Monday, July 13, 2015

Testing, 1, 2, 3 (Sunday brunch: July 12, 2015)

[Apologies for the late post: I got called for a fill-in referee job.]

The codes for each step of this ice dance
tell 
you what edge to be skating on:
LFO is 
left skate, forwards, outside edge
Congratulations to Bangle, who passed two figure skating tests yesterday.  When she resumed skating after her concussion last winter, she wasn’t cleared to do jumps and spins until well after she was fully recovered.  So instead, she worked on ice dance, which requires precise and strong skating skills more than the speed and power for jumps and spins.

Competition is one way of proving your skills, but skating also has a series of tests, where you aren’t competing against other skaters: you’re trying to skate well enough to earn a passing score from the judges.  The tests come in a series of levels: from pre-preliminary to senior for freestyle, and from pre-bronze to gold for ice dance (which for testing purposes does not have to be skated with a partner).  Each successive level has harder and harder required elements, and a higher standard of skating needed to pass.  In order to skate in competition at a particular level, you have to pass the corresponding test.

Since Bangle hadn’t done much dance before this season, she started with the beginning-level tests a couple of months ago, and has been racking up nice comments from the judges along the way.  On the right is the pattern for one of the bronze-level dances: the Fiesta Tango.  The lines show the pattern that should be traced on the ice, and numbered steps detail how each step should be skated.  Skate the pattern twice, and would be right back where you started: two times around and the dance is finished.  

Now test your mind against the weekend’s new puzzles.

Stickler is back from his winter R&R (it’s midwinter Down Under) and has two new puzzles: numbers 85 and 86.  Glad to see them!
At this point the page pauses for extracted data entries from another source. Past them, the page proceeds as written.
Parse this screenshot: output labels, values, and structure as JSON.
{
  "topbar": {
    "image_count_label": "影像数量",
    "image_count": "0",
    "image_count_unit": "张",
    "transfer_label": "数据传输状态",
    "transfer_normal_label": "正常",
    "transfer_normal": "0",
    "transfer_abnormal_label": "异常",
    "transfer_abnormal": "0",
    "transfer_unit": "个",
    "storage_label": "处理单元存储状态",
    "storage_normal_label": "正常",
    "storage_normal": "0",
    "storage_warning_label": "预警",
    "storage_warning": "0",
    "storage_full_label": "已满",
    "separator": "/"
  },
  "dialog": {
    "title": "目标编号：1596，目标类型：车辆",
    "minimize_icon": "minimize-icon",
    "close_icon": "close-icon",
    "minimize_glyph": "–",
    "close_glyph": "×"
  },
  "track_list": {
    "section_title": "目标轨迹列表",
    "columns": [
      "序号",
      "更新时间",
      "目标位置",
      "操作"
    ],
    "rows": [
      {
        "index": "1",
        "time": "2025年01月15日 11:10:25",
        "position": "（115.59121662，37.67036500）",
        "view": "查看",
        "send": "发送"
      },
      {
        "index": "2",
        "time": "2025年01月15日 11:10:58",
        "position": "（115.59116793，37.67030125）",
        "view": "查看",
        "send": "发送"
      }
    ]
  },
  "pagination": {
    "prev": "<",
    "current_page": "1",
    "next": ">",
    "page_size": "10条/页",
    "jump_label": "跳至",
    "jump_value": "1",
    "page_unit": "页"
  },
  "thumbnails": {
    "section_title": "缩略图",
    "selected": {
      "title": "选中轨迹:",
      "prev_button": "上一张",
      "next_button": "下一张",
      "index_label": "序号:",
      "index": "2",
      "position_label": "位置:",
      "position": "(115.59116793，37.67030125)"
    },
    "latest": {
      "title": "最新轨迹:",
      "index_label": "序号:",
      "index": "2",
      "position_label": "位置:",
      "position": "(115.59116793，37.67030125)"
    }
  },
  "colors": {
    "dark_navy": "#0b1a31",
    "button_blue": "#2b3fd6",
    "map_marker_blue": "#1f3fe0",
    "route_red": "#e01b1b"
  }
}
Other weekly block cryptics are in the National Post and the Globe and Mail, as usual.  Falcon is getting his R&R (I think he’s in the lake country of Ontario, but he’s blogged the National Post for us.

Meanwhile, it’s time for a couple of periodic variety cryptics by Sondheim-inspired constructors: the Tom Toce puzzle in Contingencies and the Mark Halpin puzzle unveiled at a special event at the Arden Theater Company here in Philadelphia recognizing Sondheim.

The Wall Street Journal variety puzzle is Changing Directions by Patrick Berry.  Another one of those ones where getting a toehold is the hardest part, so I have a hint grid up for you as well as the solution.

The New York Times variety puzzle is a Hex acrostic, blogged (with spoilers) by Deb at Wordplay.